Recently, Nissan held a special event for automotive journalists, inviting them to the Nashville area, to preview and test-drive the 'full-line' of vehicles. This is similar to other manufacturers' once-a-year event to do likewise. A key standout at the event was a demonstration of the Rear-view Camera.
The Rear-view Camera is not the same as the well-known and popular backup camera. The backup camera is usually mounted near the license plate area of a vehicle, and switches to 'on' whenever the vehicle is placed in Reverse mode. It allows drivers to 'see' what might be behind them as they reverse drive. This has saved many toddlers, pets, and others from a life-threatening accident. It has also prevented the driver from accidentally backing into a pole, concrete bricks, trees, or other immovable objects, thus necessitated an insurance claim or repair job.
The Rear-view Camera is not exclusive to Nissan and others are providing it as an option while many manufacturers are looking closely at the technology. The Rear-view Camera is generally mounted up high on the rear glass area of the vehicle, inside to protect it from the elements, and at the very rear looking outward. This is not the same as the 'all-around' views available on a wide variety of vehicles in today's marketplace.
Nissan provided a special demonstration utilizing a 2014 Nissan Rogue during the event. Elsa Foley is an Industrial Engineer with the Product Planning Division at Nissan Headquarters. She provided non-stop explanations, interviews, and demonstrations to the assorted automotive journalists from the US and Canada. She politely refused to commit to a date of availability, anticipated vehicles, or even an acknowledgment that Nissan would be offering the Rear-view Camera in a vehicle. However, she did mention that the 'switchable' feature is an industry-first, indicating that Nissan appears to be moving ahead rapidly on the concept.

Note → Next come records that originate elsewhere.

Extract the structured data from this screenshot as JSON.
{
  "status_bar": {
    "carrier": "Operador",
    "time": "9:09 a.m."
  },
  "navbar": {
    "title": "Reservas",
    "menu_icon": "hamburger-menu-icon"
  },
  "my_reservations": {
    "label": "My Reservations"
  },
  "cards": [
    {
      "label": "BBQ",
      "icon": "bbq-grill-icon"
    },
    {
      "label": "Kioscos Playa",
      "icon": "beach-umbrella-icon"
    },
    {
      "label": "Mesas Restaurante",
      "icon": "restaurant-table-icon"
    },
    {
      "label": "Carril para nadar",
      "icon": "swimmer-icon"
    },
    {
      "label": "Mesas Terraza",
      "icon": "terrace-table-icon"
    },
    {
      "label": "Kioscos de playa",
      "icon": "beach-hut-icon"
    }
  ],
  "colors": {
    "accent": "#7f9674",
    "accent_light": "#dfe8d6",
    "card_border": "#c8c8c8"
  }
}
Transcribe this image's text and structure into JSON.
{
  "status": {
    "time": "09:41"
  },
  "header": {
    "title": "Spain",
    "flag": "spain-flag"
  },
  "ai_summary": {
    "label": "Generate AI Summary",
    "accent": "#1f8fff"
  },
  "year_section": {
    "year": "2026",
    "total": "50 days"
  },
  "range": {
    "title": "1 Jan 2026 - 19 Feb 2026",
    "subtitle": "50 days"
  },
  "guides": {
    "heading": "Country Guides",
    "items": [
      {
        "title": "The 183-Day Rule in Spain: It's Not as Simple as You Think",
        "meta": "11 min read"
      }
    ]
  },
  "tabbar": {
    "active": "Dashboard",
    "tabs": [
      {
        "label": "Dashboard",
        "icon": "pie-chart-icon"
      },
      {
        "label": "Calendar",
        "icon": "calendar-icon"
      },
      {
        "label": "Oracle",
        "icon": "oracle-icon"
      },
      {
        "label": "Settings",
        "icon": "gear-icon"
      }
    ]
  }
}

In general terms, there is a small toggle at the back underside of the standard (normal) rear-view mirror. This toggle is very similar in nature and function as the 'dimming' feature on rear-view mirrors from the 50's, 60's, and 70's. A simple flip of the lever and the scene in the rear-view mirror switches from the mirror view through the vehicle and out the back. In seconds, the view now fills the same space as the mirror view, but it is clearer, wider view, and unobstructed – since it is a camera view being taken through the rear glass window or hatchback window area.
Many folks immediately ask, “Why is that so important?” and the answer is simple. We are a nation full of drivers who carry a lot of stuff around with us. We fill out back seats or rear area with boxes, sports equipment, camping gear, and luggage piled as tightly as possible. If it isn't cargo, then headrests, pets, or people might block our view out the rear of the car if we use the rear-view mirror.
While other manufacturers are offering the rear-view cameras on a limited or trial basis, Nissan is the first who will offer a 'Switchable' view with the toggle option to switch between the camera or the mirror.
I had to ask myself, as I do very often, “Why didn't they think of this sooner?” What a terrific idea and I hope to see it to fruition in Nissan as well as other automotive companies.